Merck stopped selling Vioxx in September 2004. Evidence showed that the drug increased the risk of heart attack and stroke. Thousands of lawsuits were eventually filed across the U.S.




 




After a few cases were tried with mixed results, Merck agreed to pay $4.85 billion into a settlement fund for qualifying claims.




 




Soon after announcing it would stop selling the drug, Merck’s stock price collapsed.
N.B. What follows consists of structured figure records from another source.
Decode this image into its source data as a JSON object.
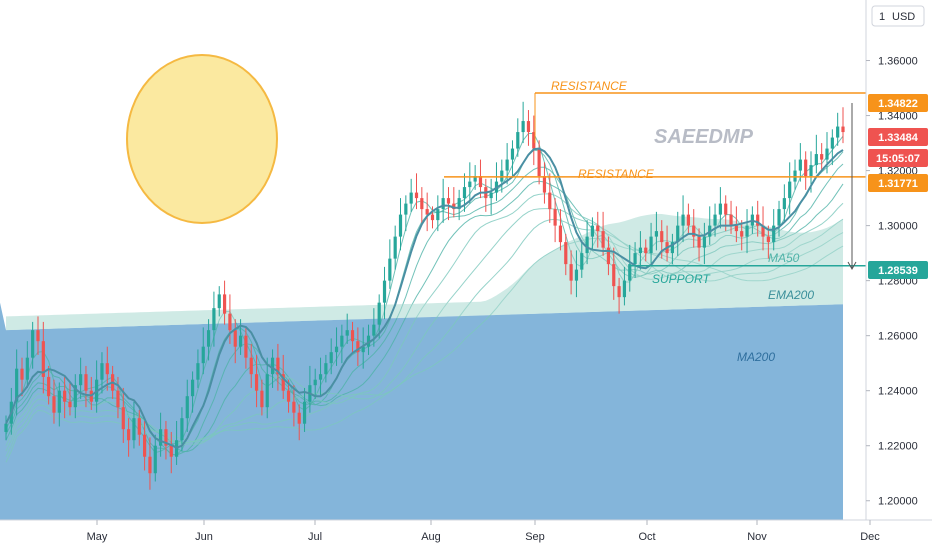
{
  "chart_data": {
    "type": "candlestick",
    "currency_label": "USD",
    "watermark": "SAEEDMP",
    "x_labels": [
      "May",
      "Jun",
      "Jul",
      "Aug",
      "Sep",
      "Oct",
      "Nov",
      "Dec"
    ],
    "y_ticks": [
      "1.36000",
      "1.34000",
      "1.32000",
      "1.30000",
      "1.28000",
      "1.26000",
      "1.24000",
      "1.22000",
      "1.20000"
    ],
    "y_tick_values": [
      1.36,
      1.34,
      1.32,
      1.3,
      1.28,
      1.26,
      1.24,
      1.22,
      1.2
    ],
    "ylim": [
      1.193,
      1.382
    ],
    "price_tags": [
      {
        "label": "1.34822",
        "value": 1.34822,
        "color": "#f7931a"
      },
      {
        "label": "1.33484",
        "value": 1.33484,
        "color": "#ef5350"
      },
      {
        "label": "15:05:07",
        "value": 1.3285,
        "color": "#ef5350"
      },
      {
        "label": "1.31771",
        "value": 1.31771,
        "color": "#f7931a"
      },
      {
        "label": "1.28539",
        "value": 1.28539,
        "color": "#26a69a"
      }
    ],
    "levels": [
      {
        "name": "RESISTANCE",
        "value": 1.34822,
        "color": "#f7931a"
      },
      {
        "name": "RESISTANCE",
        "value": 1.31771,
        "color": "#f7931a"
      },
      {
        "name": "SUPPORT",
        "value": 1.28539,
        "color": "#26a69a"
      }
    ],
    "annotations": {
      "resistance_1": "RESISTANCE",
      "resistance_2": "RESISTANCE",
      "support": "SUPPORT",
      "ma50": "MA50",
      "ema200": "EMA200",
      "ma200": "MA200"
    },
    "colors": {
      "up": "#26a69a",
      "down": "#ef5350",
      "resistance": "#f7931a",
      "support": "#26a69a",
      "ma200_fill": "#6fa8d4",
      "ema_band": "#a8d8d0",
      "sun": "#fbe9a0"
    },
    "series_close": [
      1.228,
      1.236,
      1.248,
      1.244,
      1.252,
      1.262,
      1.258,
      1.245,
      1.238,
      1.232,
      1.24,
      1.236,
      1.234,
      1.242,
      1.246,
      1.24,
      1.236,
      1.244,
      1.25,
      1.246,
      1.24,
      1.234,
      1.226,
      1.222,
      1.23,
      1.224,
      1.216,
      1.21,
      1.22,
      1.226,
      1.22,
      1.216,
      1.222,
      1.23,
      1.238,
      1.244,
      1.25,
      1.256,
      1.262,
      1.27,
      1.275,
      1.268,
      1.262,
      1.256,
      1.26,
      1.252,
      1.246,
      1.24,
      1.234,
      1.246,
      1.252,
      1.246,
      1.24,
      1.236,
      1.232,
      1.228,
      1.236,
      1.242,
      1.244,
      1.246,
      1.25,
      1.254,
      1.256,
      1.26,
      1.262,
      1.258,
      1.254,
      1.256,
      1.26,
      1.264,
      1.272,
      1.28,
      1.288,
      1.296,
      1.304,
      1.308,
      1.312,
      1.31,
      1.306,
      1.304,
      1.302,
      1.306,
      1.31,
      1.308,
      1.306,
      1.31,
      1.314,
      1.316,
      1.318,
      1.314,
      1.31,
      1.312,
      1.316,
      1.32,
      1.324,
      1.328,
      1.334,
      1.338,
      1.334,
      1.328,
      1.318,
      1.312,
      1.306,
      1.3,
      1.294,
      1.286,
      1.28,
      1.284,
      1.29,
      1.296,
      1.3,
      1.298,
      1.292,
      1.286,
      1.278,
      1.274,
      1.28,
      1.286,
      1.29,
      1.292,
      1.29,
      1.296,
      1.298,
      1.294,
      1.29,
      1.294,
      1.3,
      1.304,
      1.3,
      1.296,
      1.292,
      1.296,
      1.3,
      1.304,
      1.308,
      1.304,
      1.3,
      1.298,
      1.296,
      1.3,
      1.304,
      1.3,
      1.296,
      1.294,
      1.3,
      1.306,
      1.31,
      1.316,
      1.32,
      1.324,
      1.318,
      1.322,
      1.326,
      1.324,
      1.328,
      1.332,
      1.336,
      1.334
    ]
  }
}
Its common stock fell more than $12.70 to close at $33 per share -- a 26 percent single-day decline that reduced the company’s market capitalization by more than $26 billion.




 




“As a result of Merck’s continual release of false and misleading information concerning the efficacy and safety of Vioxx, Merck’s investors were led to believe that Vioxx was a financial blockbuster and would enhance Merck’s business and financial performance for many years, while at the same time presenting minimal liability risks to the Company that would hinder its future financial performance,” the plaintiffs wrote in their complaint.




 




The KIO, AEGON and Transamerica contend they have suffered “millions of dollars” in damages in connection with their purchases of Merck securities at artificially inflated prices and the subsequent drop in stock price as the direct result of Merck’s “deliberate scheme” to “conceal, suppress and distort” material facts about Vioxx’s medical and commercial viability.




 




Merck could not immediately be reached for comment on the lawsuit.




 




New York City law firm Grant & Eisenhofer PA, New Jersey firm Saiber LLC and Miami firm Diaz Reus Rolff & Targ LLP are representing the plaintiffs.